Dubai's main bourse is hoping to attract a wider pool of issuers to the market
Dubai's main bourse has published new standards for structuring Islamic bonds, seeking to clarify their legal status and attract a wider pool of issuers to the market.
The Dubai Financial Market's (DFM) new rules are part of broader efforts to develop Islamic business in the emirate, which is increasingly competing with other Islamic finance centres such as London and Kuala Lumpur.
Sukuk structures are generally well understood among issuers and investors but some details lack clarity, such as what happens in case of default, and what the rights of investors are in relation to underlying assets.
The DFM's standards aim to reduce such uncertainty by detailing how sukuk should be designed to conform to religious principles. A draft of the standards was circulated for public feedback in January last year and the final version includes additions on how sukuk holders' rights should be protected, and the liability attached to special purpose vehicles.

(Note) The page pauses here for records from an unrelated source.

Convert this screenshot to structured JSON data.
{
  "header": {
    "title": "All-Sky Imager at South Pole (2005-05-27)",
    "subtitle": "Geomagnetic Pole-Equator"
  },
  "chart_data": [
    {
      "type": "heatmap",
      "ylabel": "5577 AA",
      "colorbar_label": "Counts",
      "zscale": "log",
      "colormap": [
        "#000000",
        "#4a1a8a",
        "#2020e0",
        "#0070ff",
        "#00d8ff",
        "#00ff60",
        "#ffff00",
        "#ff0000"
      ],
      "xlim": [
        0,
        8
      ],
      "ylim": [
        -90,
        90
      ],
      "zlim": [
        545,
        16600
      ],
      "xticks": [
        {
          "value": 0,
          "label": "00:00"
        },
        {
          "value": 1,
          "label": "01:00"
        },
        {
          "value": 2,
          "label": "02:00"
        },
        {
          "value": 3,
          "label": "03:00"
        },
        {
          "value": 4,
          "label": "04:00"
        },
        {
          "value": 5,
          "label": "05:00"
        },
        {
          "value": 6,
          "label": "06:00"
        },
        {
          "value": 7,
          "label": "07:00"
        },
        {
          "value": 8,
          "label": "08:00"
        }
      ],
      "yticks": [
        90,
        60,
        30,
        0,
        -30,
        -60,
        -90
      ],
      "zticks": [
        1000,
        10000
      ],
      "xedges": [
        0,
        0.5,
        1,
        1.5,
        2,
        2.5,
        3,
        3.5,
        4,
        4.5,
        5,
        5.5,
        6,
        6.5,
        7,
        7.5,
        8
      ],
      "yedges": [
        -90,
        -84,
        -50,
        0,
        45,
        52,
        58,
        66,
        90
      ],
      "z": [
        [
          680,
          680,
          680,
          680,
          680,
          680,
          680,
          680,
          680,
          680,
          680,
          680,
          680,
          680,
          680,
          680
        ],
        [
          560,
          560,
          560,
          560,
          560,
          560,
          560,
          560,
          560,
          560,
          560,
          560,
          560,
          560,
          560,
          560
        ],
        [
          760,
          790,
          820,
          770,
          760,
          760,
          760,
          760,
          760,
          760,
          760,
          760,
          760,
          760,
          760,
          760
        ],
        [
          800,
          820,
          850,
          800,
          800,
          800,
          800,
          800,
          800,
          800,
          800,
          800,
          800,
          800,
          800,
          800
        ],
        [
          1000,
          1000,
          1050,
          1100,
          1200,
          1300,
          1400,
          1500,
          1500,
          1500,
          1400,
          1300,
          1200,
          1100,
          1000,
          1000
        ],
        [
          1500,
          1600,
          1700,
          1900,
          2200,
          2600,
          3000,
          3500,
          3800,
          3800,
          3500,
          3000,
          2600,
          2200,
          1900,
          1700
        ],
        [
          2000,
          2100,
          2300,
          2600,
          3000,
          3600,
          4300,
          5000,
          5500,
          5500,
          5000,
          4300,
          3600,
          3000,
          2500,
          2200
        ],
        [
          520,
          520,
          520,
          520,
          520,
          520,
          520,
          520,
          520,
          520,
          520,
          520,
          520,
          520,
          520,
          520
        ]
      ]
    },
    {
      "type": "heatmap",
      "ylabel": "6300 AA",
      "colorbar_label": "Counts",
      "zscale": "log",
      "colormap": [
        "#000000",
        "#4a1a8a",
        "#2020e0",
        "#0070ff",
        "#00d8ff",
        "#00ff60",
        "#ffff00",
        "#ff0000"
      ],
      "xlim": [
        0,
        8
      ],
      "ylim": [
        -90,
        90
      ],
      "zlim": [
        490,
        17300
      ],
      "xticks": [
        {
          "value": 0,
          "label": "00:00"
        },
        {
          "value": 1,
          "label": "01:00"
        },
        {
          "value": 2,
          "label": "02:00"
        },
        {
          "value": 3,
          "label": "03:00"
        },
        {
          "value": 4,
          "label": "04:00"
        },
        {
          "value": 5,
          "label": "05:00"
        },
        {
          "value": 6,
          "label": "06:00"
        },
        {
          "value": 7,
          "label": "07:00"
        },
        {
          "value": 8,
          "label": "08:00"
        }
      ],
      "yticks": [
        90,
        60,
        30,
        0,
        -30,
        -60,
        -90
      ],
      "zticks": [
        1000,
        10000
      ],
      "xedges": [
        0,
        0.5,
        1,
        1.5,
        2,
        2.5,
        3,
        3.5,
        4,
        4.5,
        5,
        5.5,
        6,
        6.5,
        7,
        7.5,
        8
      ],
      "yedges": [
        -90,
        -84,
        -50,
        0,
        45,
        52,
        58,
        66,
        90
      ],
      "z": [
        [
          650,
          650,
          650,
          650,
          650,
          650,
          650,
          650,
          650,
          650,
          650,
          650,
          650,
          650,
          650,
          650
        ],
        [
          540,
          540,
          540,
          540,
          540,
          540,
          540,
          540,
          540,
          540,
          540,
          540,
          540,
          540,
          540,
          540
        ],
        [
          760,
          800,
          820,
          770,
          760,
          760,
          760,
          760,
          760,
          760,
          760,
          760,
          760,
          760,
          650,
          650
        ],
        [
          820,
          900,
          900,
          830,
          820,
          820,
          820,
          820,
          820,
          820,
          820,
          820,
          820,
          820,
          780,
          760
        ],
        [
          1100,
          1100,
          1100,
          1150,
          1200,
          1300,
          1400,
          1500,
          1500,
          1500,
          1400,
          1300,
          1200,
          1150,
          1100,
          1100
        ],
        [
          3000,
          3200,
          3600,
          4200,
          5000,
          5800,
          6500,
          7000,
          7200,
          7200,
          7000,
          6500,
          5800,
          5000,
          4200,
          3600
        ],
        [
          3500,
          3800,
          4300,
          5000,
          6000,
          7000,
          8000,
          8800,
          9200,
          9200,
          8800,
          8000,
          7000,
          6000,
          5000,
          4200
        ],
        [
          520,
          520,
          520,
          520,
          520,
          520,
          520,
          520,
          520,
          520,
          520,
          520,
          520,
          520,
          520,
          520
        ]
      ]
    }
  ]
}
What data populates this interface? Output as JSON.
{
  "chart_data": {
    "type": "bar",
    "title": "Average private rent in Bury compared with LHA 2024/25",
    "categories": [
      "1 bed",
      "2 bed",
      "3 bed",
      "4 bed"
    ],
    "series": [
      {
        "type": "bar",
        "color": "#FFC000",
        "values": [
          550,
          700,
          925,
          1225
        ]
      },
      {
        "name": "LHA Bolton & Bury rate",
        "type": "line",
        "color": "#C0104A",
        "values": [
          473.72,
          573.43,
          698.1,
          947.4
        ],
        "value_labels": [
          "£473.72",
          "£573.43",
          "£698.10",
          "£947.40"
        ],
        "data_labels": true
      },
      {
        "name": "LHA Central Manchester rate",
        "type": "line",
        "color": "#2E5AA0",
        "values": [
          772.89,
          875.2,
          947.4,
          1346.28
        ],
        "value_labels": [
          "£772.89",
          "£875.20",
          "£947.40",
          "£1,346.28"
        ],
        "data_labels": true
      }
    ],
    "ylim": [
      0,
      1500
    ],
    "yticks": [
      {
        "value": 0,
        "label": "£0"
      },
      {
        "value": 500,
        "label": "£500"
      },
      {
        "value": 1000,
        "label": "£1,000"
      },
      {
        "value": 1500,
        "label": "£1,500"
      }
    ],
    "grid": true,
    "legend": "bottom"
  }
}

The DFM appears be seeking a balance between introducing more prescriptive rules which could deter some issuers, and being too lax, which would limit the effectiveness of its standards.
For example, the document stipulates that sukuk based on tangible assets or usufructs should not involve fictitious asset transfers; real and legal transfers of ownership must occur.
Depending on how this rule is applied, it could push some sukuk structures used at the DFM closer to the original equity-like nature of Islamic bonds. At present, some popular sukuk structures used globally resemble conventional bonds, though payment of interest is banned by Islam.
Contracts should not remove sukuk holders' right of recourse to the underlying assets; such rights must be clearly stated from both sharia and legal perspectives, the document says.
The standards stress that special purpose vehicles used for sukuk should be independent from the issuer. Sukuk holders should bear losses unless there is misconduct, negligence or a breach of rules by the guarantor.
However, the standards allow for a reserve account to protect sukuk holders from investment risks, financed through the deduction of a certain percentage of realised profits.
Sukuk contracts should indicate factors that could trigger early maturity of sukuk, and describe the treatment of cases of default and the settlement of sukuk holders rights, the standards say.
But they do not specify the nature of that treatment, nor do they indicate what governing law should be used for sukuk. At present, British law is often used for international sukuk deals.
The standards stipulate what guarantees can be attached to sukuk, a sensitive issue because Islamic principles say investors should bear risk related to the underlying assets.
Holders of certain types of "investment" sukuk can obtain a binding promise from a third party to purchase the sukuk, while other types of "finance" sukuk can obtain pricing guarantees from the originator.
The final version of the standards increases the allowable percentage of cash and debt in underlying sukuk assets to 90 percent, from 70 percent proposed previously.
Areas which are not covered in the DFM standards would be handled with reference to sharia and accounting standards issued by the Bahrain-based Accounting and Auditing Organisation for Islamic Financial Institutions.
The DFM said that beyond their application to sukuk issued in its own market, it hoped the new standards would be a point of reference for issuers and investors around the world, encouraging more issuance of sukuk rather than conventional bonds, and spurring development of new sharia-compliant financial instruments.